This is the mail archive of the
systemtap@sourceware.org
mailing list for the systemtap project.
Re: Hashtable
- From: Arkady <arkady dot miasnikov at gmail dot com>
- To: David Smith <dsmith at redhat dot com>
- Cc: systemtap at sourceware dot org
- Date: Thu, 6 Jul 2017 20:50:44 +0300
- Subject: Re: Hashtable
- Authentication-results: sourceware.org; auth=none
- References: <CANA-60ovD=B6BC-d4cCB6P+LEtwq=CYS7YU+4LG-MV1676Du9g@mail.gmail.com> <CAKFOr-bwstqmAYgBYuBQyuH+baY-fMF=XjAaO7PMDnLqwGK7Xw@mail.gmail.com> <CANA-60rDXaNof4v2vZYHbb6KXJoNMY58YXdEGcM8Cz7FV0Shtg@mail.gmail.com> <CANA-60oU8omKZ51-KGqRdYipf8=bQV59rJyPHaR14jSqpqvBYA@mail.gmail.com>
P.S.2
Convenient links for copy&paste
https://gist.githubusercontent.com/larytet/10ceddea609d2da17aa09558ed0e04bc/raw/05037d536e5edf0e2f5a45282c41b8fa46d1fd55/SystemTap_tests.sh
https://gist.githubusercontent.com/larytet/fc147587e9dfecfe99ab6bac2ba4aaa0/raw/670e385cb76798b526de9f4265046cf576c42f4e/SystemTap_tests
On Thu, Jul 6, 2017 at 8:45 PM, Arkady <arkady.miasnikov@gmail.com> wrote:
> P.S. The performance is very sensitive to TRYLOCKDELAY which is expected.
>
>
> On Thu, Jul 6, 2017 at 8:25 PM, Arkady <arkady.miasnikov@gmail.com> wrote:
>> On Thu, Jul 6, 2017 at 7:36 PM, David Smith <dsmith@redhat.com> wrote:
>>> On Wed, Jul 5, 2017 at 11:46 AM, Arkady <arkady.miasnikov@gmail.com> wrote:
>>>> Hi,
>>>>
>>>> I have a CPU bottleneck in some situations on heavy loaded servers.
>>>>
>>>> From the tests it appears that associative maps contribute significant
>>>> part of the overhead.
>>>
>>> ... stuff deleted ...
>>>
>>> Can you show us your script (or the associate map portion) that
>>> illustrates the performance problem? Perhaps we can make some
>>> suggestions.
>>>
>> My test is a tight loop
>>
>> file=echo_file_`date +%s%N`; echo $file; echo > $file; counter=1;
>> end=$((SECONDS+10)); while [ $SECONDS -lt $end ]; do echo $counter >>
>> $file; counter=$((counter+1)); done; tail -n 1 $file;rm -f $file
>>
>> I run a number of these - one per core.
>>
>>
>> My stap script is something like this (8 probes)
>>
>> stap -g -e '%{long long counter;u8 shm[256];static void*
>> w_shm(void);static void* w_shm() {memset(shm, 0, sizeof(shm));return
>> shm;} %} probe syscall.close{%{ {counter++;w_shm();} %}} probe
>> syscall.close.return {%{ {counter++;w_shm();} %}} probe
>> syscall.open{%{ {counter++;w_shm();} %}} probe syscall.open.return{%{
>> {counter++;w_shm();} %}} probe syscall.dup2.return{%{
>> {counter++;w_shm();} %}} probe syscall.dup2.return{%{
>> {counter++;w_shm();} %}} probe syscall.read.return{%{
>> {counter++;w_shm();} %}} probe syscall.read{%{ {counter++;w_shm();}
>> %}} probe end { %{ {printk("\n%lli\n", counter);} %}}'
>>
>>
>> w_shm() simulates writes to the shared memory.
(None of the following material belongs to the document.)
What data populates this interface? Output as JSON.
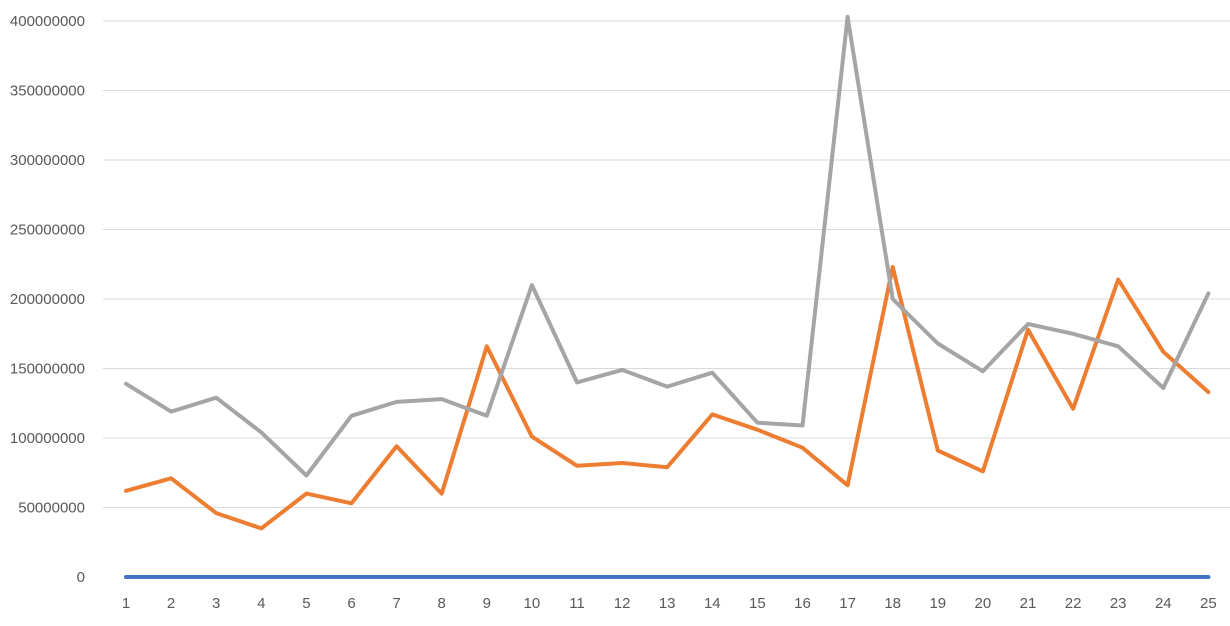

>> The performance impact is ~15% for 4 cores
>>
>> I am adding a map (global ar%):
>>
>> stap -D MAXSKIPPED=0 -D MAXTRYLOCK=1000000 -D TRYLOCKDELAY=10 -g -e
>> 'global ar%; function w_ar() {ar[tid()]=tid();} %{long long counter;u8
>> shm[256];static void* w_shm(void);static void* w_shm() {memset(shm, 0,
>> sizeof(shm));return shm;} %} probe syscall.close{w_ar();%{
>> {counter++;w_shm();} %}} probe syscall.close.return {w_ar();%{
>> {counter++;w_shm();} %}} probe syscall.open{w_ar();%{
>> {counter++;w_shm();} %}} probe syscall.open.return{w_ar();%{
>> {counter++;w_shm();} %}} probe syscall.dup2.return{w_ar();%{
>> {counter++;w_shm();} %}} probe syscall.dup2.return{w_ar();%{
>> {counter++;w_shm();} %}} probe syscall.read.return{w_ar();%{
>> {counter++;w_shm();} %}} probe syscall.read{w_ar();%{
>> {counter++;w_shm();} %}} probe end { %{ {printk("\n%lli\n",
>> counter);} %}}'
>>
>> I am getting 35% hit. The overhead grows with the number of cores.
>>
>> The scripts roughly reflect what I am doing in the actual code. I have
>> 1-3 associative arrays per syscall type. For example I keep separate
>> arrays for probe syscall.read and probe syscall.write
>>
>> I have ~30 probes - I/O, networking, thread life cycle.
>>
>>> (Also note that I've started a background personal task to reduce the
>>> use of locks in systemtap. I don't have much to show for it yet.)
>>>
>>
>> It looks like the performance of the probes does not scale well with
>> the number of cores. The overhead increases with the number of cores
>> growing. I suspect that the spin locks at the beginning of every probe
>> are to blame.
>>
>>> --
>>> David Smith
>>> Principal Software Engineer
>>> Red Hat
>>
>> Thank you, Arkady.